De la Concha took his bachelor's degree in philosophy from the University of Oviedo and in Theology from the Pontifical Gregorian University in Rome. He taught at several institutions and universities, including the University of Valladolid, University of Murcia and University of Zaragoza, until he obtained the Chair of Spanish Literature at the University of Salamanca.
He was one of the scriptwriters for the 1984 TV mini-series Teresa de Jesús, and had a cameo role in one episode, playing the Archbishop of Seville, who blesses Teresa (while some of his University colleagues hold a canopy over them). In 1987, he became manager of the literary magazine Ínsula.

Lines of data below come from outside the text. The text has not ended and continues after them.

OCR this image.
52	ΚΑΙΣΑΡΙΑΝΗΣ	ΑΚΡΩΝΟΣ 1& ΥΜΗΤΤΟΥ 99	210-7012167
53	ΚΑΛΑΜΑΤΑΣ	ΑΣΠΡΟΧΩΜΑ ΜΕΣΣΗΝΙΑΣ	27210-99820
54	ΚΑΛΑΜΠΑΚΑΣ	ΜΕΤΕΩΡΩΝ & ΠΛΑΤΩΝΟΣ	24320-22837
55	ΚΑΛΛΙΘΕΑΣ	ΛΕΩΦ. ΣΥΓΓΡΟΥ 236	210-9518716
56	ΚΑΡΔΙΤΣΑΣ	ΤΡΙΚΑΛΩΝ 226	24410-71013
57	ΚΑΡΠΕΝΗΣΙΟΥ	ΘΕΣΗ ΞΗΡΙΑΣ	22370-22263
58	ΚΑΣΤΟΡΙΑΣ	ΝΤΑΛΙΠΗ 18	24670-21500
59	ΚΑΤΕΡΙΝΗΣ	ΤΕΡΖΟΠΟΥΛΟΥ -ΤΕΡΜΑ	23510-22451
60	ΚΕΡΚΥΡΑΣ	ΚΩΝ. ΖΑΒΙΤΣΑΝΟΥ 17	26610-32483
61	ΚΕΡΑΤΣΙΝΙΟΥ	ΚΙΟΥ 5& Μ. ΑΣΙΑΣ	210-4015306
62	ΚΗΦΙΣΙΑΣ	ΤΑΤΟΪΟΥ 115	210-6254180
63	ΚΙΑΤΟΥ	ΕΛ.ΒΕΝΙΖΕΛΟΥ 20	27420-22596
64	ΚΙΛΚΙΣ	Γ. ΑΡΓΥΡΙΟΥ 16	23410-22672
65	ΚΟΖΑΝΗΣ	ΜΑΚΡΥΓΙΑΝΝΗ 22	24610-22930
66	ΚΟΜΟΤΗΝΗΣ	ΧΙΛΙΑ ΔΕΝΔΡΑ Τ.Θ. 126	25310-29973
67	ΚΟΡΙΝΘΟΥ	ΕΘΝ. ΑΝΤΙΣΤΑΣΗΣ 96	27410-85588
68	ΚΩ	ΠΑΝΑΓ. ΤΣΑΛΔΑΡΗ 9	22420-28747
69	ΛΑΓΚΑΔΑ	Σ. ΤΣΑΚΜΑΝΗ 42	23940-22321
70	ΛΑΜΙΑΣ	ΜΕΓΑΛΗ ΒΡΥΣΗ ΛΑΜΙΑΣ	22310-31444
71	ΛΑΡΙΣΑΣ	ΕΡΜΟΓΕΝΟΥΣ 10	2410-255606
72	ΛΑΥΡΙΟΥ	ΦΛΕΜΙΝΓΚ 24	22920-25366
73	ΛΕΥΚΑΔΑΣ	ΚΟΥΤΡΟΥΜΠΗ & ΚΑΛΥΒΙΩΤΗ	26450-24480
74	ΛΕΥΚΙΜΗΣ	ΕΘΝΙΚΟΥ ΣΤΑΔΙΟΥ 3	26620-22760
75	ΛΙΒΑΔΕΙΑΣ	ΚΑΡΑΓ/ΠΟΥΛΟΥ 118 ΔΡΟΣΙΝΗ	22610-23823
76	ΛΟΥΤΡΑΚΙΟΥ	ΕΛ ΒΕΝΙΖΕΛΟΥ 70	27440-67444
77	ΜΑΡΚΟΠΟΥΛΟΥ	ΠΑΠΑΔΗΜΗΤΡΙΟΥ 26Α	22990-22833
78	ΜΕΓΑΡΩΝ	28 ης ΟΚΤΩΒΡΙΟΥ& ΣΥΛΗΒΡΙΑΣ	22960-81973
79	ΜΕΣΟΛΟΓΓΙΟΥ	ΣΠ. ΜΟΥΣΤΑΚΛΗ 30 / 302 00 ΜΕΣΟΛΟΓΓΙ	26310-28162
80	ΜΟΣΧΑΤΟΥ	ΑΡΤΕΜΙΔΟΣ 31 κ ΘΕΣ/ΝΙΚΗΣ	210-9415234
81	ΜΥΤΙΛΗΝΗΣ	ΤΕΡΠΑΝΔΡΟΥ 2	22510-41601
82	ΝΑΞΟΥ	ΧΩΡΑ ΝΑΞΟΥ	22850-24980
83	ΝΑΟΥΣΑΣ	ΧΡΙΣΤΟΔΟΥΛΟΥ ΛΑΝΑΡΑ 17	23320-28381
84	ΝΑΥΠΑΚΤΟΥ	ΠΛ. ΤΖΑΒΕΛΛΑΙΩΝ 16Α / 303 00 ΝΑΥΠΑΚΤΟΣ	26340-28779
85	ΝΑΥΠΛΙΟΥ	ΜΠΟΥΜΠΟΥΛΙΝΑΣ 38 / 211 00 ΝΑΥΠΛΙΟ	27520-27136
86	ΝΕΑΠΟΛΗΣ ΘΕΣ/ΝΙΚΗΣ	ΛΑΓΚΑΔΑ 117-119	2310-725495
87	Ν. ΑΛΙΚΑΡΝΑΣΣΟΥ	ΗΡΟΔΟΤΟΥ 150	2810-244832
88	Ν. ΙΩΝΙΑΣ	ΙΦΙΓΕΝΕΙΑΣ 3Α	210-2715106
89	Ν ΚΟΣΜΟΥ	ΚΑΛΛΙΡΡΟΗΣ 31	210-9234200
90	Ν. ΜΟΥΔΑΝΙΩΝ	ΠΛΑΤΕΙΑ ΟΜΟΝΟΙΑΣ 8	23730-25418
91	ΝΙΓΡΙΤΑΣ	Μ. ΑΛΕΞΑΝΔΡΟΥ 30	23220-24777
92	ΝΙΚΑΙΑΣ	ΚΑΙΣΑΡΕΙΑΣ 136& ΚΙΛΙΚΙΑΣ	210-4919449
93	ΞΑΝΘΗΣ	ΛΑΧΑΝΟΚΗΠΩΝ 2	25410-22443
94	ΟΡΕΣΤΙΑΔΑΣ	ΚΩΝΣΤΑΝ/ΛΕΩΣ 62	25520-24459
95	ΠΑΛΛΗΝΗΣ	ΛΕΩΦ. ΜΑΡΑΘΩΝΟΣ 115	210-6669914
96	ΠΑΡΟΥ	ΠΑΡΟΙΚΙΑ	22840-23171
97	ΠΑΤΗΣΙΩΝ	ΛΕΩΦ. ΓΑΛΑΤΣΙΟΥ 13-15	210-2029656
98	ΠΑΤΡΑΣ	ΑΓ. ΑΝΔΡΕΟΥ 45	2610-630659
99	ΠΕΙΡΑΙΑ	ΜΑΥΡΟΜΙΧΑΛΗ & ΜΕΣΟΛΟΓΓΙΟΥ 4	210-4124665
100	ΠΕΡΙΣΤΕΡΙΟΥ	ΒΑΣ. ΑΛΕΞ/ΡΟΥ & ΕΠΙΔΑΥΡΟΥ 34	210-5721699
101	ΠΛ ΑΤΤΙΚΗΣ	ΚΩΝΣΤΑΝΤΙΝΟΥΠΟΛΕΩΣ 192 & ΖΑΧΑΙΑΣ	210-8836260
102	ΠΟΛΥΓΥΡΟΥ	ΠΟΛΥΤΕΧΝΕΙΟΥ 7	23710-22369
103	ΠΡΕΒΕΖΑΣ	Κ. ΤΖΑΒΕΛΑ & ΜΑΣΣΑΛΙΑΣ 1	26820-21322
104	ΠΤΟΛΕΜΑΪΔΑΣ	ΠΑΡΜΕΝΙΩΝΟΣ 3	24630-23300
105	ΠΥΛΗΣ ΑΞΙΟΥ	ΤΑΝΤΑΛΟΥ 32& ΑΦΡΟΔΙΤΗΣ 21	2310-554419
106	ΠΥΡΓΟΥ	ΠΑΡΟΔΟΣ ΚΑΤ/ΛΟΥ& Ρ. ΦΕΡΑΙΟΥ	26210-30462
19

In 1992, he entered the Royal Spanish Academy as an Academic Numerary, occupying seat c.[2] The next year, he became Secretary and, in 1998, Director. In 2000, he was named a Doctor Honoris Causa in Letters at Francisco Morazán National Pedagogic University in Tegucigalpa, on the occasion of his visit to the Academia Hondureña de la Lengua.In 2009, he received the Lázaro Carreter Prize,[3] and in 2010, King Juan Carlos I named him a Knight of the Order of the Golden Fleece.[4]
In 2011, he received the Menéndez Pelayo International Prize,[1] and in January 2012, was named director of the Cervantes Institute.[5]